Cardiothoracic Surgery Slow to Adopt Robotic Technology, But Times May Be Changing

Robotic-assisted surgery has grown in popularity among many US surgeons. In fact, urologists and gynecologists use robots for a majority of their procedures. So why are thoracic surgeons still performing traditional open surgery 50% of the time?

Thomas K. Varghese, MD, MS

Thomas K. Varghese, MD, MS

Is it because they believe open surgery is best for their patients? Or are they unable to gain access to the equipment?

“Thoracic surgeons have been late adopters of robotic technology, but industry leaders are getting on board. I think we’re going to make up for lost time,” said Thomas K. Varghese, MD, MS, from the University of Utah School of Medicine in Salt Lake City, who will moderate Tuesday’s panel session featuring four proponents of robotic surgery.

The session will explore innovative techniques, best practices, patient benefits, financial considerations, and training for robotic surgery.

“Today, most cardiothoracic training programs teach all three operating platforms: open thoracic surgery, video-assisted thoracic surgery (VATS), and robotic-assisted thoracic surgery.
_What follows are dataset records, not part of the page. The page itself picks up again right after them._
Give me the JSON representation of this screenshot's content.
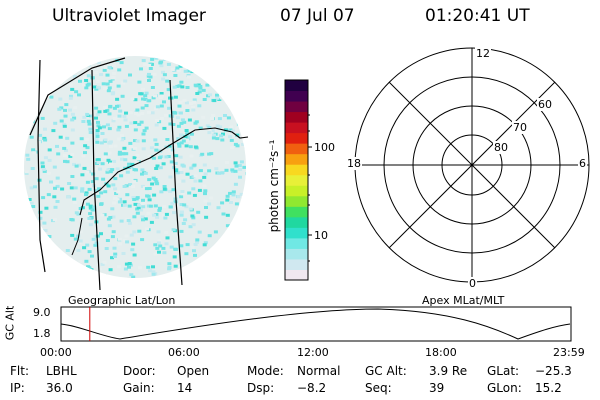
{
  "header": {
    "title": "Ultraviolet Imager",
    "date": "07 Jul 07",
    "time": "01:20:41 UT"
  },
  "colorbar": {
    "unit_label": "photon cm⁻²s⁻¹",
    "ticks": [
      "100",
      "10"
    ],
    "colors": [
      "#f0e8f0",
      "#d0e8f0",
      "#a8e8ec",
      "#70e8e4",
      "#30e0cc",
      "#20d8a0",
      "#40e060",
      "#90e830",
      "#c8f028",
      "#e8f038",
      "#f8d820",
      "#f8a010",
      "#f06010",
      "#e02010",
      "#c81020",
      "#a00020",
      "#700040",
      "#400050",
      "#200040"
    ]
  },
  "polar_plot": {
    "mlt_labels": {
      "top": "12",
      "left": "18",
      "right": "6",
      "bottom": "0"
    },
    "lat_labels": [
      "60",
      "70",
      "80"
    ]
  },
  "timeline": {
    "ylabel": "GC Alt",
    "y_ticks": [
      "9.0",
      "1.8"
    ],
    "left_title": "Geographic Lat/Lon",
    "right_title": "Apex MLat/MLT",
    "x_ticks": [
      "00:00",
      "06:00",
      "12:00",
      "18:00",
      "23:59"
    ],
    "current_time_fraction": 0.0564
  },
  "info_rows": [
    [
      {
        "label": "Flt:",
        "value": "LBHL"
      },
      {
        "label": "Door:",
        "value": "Open"
      },
      {
        "label": "Mode:",
        "value": "Normal"
      },
      {
        "label": "GC Alt:",
        "value": "3.9 Re"
      },
      {
        "label": "GLat:",
        "value": "−25.3"
      }
    ],
    [
      {
        "label": "IP:",
        "value": "36.0"
      },
      {
        "label": "Gain:",
        "value": "14"
      },
      {
        "label": "Dsp:",
        "value": "−8.2"
      },
      {
        "label": "Seq:",
        "value": "39"
      },
      {
        "label": "GLon:",
        "value": "15.2"
      }
    ]
  ]
}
Trainees who have a complete foundation are considered the best candidates for quality centers,” said Dr. Varghese, who said he believes that almost every high-volume center in the US should have at least one robotic-assisted surgery system in place. 

“We will discuss how to compete with urologists and gynecologists for access and how to negotiate with the C-suite for extra equipment,” he added.

Building a Thoracic Robotics Program

11:00 a.m. – 12:00 p.m.
Room 225

Dr. Varghese said he is perplexed by the lack of support for robotics among some of his colleagues. In his mind, the benefits over open surgery are clear: smaller incisions, no rib-spreading, less pain, shorter hospital stays, and quicker recovery. Robotics simply is the next generation of minimally invasive surgery.

“The robotic incisions are even smaller than VATS. The robotic arms allow wrist-like movements that are far more precise than VATS instruments. And the high-definition, 3D monitors make it much easier to move around arteries, veins, and critical structures,” he said.

Of course, robotic surgery is not right for every patient, nor every surgeon. Naysayers point to a lack of hard evidence about outcomes. “It’s a justified criticism,” said Dr. Varghese. “We need a randomized clinical trial that proves robots are better than VATS.”

Another complaint from hospital administrators is the price tag. Some believe costs will drop when competitive systems enter the marketplace. Many argue that while the initial expenditure is high, the return on investment can be considerable over time.

Both advocates and critics will learn new information about the future of robotics at this session. “We look forward to a robust, open conversation,” said Dr. Varghese. “That’s good for our field and good for our patients.”

Stephanie G. Worrell, MD, from the University Hospitals Cleveland Medical Center in Ohio, will present “Robotics and My First 100 Days in Practice.”

Dr. Worrell added that the session will serve as a great networking opportunity. “I hope to encourage junior faculty about the resources available to help them embark on a thoracic robotics program,” she said.